Identification of a cysteine protease in senescent barley leaves.

HOLLMANN J; CARRIÓN C.A; MATROS A.; GREGERSEN P.L; MOCK H.-P; GUIAMET J.J.; KRUPINSKA K

Hemavan

Conferencia; The 1st International Conference on Plant Proteases; 2011

Rubisco is the most abundant protein in chloroplasts and its degradation during leaf senescence is of pivotal importance for nitrogen remobilization and crop yield (Gregersen et al. 2008). So far, no plastid enzymes responsible for degradation of Rubisco have been identified in barley. Rather it seems that Rubisco might be degraded outside of chloroplasts by cysteine proteases in lytic compartments called senescence associated vacuoles (Martínez et al. 2008). To identify cysteine proteases potentially involved in degradation of Rubisco during leaf senescence an affinitity chromatography approach was undertaken. For this purpose E64 a specific inhibitor for cysteine proteases was fused to biotin to allow binding to streptavidin-Sepharose beads (Greenbaum et al. 2000). The tagged inhibitor was incubated with protein extracts from either nonsenescent or senescent leaves. Bound proteases obtained by incubation of senescent leaves and not detectable in control leaves were identified by mass spectrometry.
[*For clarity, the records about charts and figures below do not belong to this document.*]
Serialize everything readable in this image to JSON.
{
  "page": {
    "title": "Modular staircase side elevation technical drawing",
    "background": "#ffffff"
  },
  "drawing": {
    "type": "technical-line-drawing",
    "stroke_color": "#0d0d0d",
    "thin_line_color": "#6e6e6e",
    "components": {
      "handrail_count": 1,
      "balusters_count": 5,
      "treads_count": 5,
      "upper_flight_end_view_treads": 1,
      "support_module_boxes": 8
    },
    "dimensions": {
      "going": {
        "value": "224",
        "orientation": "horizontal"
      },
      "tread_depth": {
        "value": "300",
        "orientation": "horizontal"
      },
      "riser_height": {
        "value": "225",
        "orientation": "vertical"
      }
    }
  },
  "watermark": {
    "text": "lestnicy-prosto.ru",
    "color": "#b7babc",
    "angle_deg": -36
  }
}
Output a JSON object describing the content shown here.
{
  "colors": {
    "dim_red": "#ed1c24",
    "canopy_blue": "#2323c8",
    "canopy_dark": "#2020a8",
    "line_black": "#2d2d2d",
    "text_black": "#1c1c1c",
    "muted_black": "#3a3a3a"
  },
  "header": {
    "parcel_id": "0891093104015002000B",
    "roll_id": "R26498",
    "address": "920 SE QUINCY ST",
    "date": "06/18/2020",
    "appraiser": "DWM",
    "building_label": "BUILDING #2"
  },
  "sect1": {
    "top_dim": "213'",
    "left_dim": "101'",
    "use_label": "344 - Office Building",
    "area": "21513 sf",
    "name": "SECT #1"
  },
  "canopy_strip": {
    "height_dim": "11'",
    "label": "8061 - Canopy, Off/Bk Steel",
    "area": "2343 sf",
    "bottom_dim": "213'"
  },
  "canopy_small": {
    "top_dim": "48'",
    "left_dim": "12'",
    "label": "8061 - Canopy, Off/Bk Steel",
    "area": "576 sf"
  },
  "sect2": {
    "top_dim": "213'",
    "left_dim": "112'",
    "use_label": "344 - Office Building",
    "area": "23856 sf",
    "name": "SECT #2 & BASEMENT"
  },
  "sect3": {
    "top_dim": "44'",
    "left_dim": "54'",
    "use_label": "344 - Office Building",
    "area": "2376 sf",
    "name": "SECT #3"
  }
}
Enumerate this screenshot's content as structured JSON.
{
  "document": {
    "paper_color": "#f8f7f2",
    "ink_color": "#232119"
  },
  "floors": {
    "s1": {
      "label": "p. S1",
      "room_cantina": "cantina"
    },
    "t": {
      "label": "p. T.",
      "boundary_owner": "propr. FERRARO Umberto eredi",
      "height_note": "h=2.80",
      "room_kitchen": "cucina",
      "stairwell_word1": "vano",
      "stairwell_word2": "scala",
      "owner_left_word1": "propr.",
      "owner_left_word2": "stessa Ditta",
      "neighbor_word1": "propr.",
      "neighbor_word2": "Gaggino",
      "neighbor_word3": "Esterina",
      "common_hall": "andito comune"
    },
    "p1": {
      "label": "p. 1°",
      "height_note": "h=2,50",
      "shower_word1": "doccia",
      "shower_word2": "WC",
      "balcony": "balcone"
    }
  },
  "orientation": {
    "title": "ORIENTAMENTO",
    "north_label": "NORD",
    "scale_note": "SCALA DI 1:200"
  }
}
Amino acid sequences information allowed the identification of three cysteine proteases potentially involved in senescence associated protein degradation. Quantitative real time PCR with RNA prepared from barley flag leaves collected in field plots at different times of development revealed that one of the proteases is highly upregulated during leaf senescence. The cDNA will be used for overexpression in E. coli. Immunological analyses will be done to elucidate the subcellular localization of the enzyme.